As the years fly by, both your professional and personal life will be tested in many “trials by fire.” Time and time again, personal temptations will be presented. Remain true to yourself and your oath to serve the public, and you will succeed and experience enormous satisfaction.
Here are a few bullet point suggestions to keep in mind based on my fifty-years of experience in criminal investigations and in dealing directly with “the public” which includes the best and the worst of humanity.
“Be honest” ~ Steve Hodel
– In all your calls and responses for public service be careful be safe. Especially in responding to domestic disputes. Those are often the most dangerous call you will ever receive.
– In dealing with the public be neutral – be fair. Treat all citizens the same. Respect the individuality of each citizen and his or her needs.
– Control your emotions under stress. If you are truly in control, others will sense it and respond accordingly. If it is genuine, you will be recognized as having a “Command Presence” which will serve you well and naturally defuse and de-escalate volatile situations.
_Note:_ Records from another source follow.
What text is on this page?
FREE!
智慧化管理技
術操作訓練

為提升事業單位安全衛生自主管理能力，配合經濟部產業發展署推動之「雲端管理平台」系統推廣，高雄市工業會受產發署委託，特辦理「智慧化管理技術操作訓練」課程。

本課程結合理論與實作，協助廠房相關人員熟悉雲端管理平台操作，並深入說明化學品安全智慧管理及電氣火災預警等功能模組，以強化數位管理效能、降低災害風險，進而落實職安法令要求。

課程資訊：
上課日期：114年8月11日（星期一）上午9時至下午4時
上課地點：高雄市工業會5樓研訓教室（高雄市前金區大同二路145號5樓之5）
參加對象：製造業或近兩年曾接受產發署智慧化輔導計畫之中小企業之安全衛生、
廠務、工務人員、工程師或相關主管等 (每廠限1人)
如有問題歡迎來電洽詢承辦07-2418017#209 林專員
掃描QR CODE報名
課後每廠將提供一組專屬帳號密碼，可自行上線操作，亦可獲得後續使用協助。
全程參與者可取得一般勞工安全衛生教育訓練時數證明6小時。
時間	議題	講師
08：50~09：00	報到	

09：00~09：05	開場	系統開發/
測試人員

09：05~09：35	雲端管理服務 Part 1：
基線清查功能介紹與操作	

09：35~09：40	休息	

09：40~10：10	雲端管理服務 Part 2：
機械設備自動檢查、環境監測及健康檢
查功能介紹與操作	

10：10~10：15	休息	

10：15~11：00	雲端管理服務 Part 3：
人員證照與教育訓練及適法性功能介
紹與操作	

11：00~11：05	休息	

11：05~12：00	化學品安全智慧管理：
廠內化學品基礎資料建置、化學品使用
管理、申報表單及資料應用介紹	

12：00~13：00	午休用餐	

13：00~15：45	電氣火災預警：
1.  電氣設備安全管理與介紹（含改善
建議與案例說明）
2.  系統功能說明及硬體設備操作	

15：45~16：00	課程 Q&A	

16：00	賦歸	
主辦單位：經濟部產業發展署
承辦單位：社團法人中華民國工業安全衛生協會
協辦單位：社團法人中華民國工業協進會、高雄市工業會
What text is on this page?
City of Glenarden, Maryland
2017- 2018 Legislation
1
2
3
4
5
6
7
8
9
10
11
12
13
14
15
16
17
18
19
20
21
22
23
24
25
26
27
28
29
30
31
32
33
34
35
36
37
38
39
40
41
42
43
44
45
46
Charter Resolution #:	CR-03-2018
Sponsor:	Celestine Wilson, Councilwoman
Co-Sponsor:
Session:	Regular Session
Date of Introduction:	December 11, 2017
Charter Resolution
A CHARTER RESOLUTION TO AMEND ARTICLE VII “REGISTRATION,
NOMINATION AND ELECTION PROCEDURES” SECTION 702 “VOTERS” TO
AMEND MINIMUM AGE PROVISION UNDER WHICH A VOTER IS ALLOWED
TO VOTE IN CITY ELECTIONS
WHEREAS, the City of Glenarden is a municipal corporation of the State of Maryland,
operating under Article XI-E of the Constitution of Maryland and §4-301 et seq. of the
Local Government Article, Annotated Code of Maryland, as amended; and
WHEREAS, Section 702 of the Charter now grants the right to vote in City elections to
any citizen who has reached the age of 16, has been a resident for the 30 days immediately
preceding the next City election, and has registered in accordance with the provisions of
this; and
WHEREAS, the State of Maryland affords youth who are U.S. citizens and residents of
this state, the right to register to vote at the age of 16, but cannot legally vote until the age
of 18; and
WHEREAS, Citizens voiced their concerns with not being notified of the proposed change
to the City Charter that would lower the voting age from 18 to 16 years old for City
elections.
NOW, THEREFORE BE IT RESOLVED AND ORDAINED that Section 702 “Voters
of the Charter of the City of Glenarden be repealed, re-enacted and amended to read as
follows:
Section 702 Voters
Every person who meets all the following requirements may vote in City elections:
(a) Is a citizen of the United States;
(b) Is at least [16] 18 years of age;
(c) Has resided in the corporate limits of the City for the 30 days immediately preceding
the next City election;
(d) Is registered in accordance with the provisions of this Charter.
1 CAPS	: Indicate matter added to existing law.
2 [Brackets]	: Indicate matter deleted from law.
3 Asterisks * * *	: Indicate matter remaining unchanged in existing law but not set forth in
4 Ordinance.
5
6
– Do your best to avoid the traditional ”Us and Them” mentality. Police work is hard. Bonding with fellow officers is natural and beneficial, but always keep in mind the criminal element you are in contact with is relatively small compared to the overall citizenry. There are many good people on the streets and “in the mix.”
– In addition to your brother and sister officers, try your best to integrate your personal social life with men and women of other professions, so as not to lose perspective. Keep a balance.
– Be honest! Never lie on a police report and never perjure yourself in court to protect a brother officer. If you do, it will come back to bite you – guaranteed.
– Avoid peer pressure. If you see a fellow officer engage in an act you know is wrong – do not join in. Sounds simple, but oftentimes it is not. Again, be true to yourself. In LAPD’s early days of payoffs and corruption honest cops were known as “square apples” and while dirty cops avoided partnering with them, yet they still maintained an unspoken and lasting respect.
– In interrogations with suspects always be objective and in control of your personal feelings. “Good cop – Bad cop” only works in movies. Leave your “attitude” outside the interrogation room door. Use sugar instead of vinegar. A simple jester such as complying with his or her request for a cigarette or a drink of water may get you a full blown confession to a rape or murder. It has worked for me on many occasions.
– Finally, you should know that the use and display of empathy and compassion in your role as a public servant are not signs of weakness. Rather, they are signs of strength. They signal to your public that you are there to protect and to serve and that you are firm, but fair.
Good Luck. Enjoy your life of service to others, and stay safe.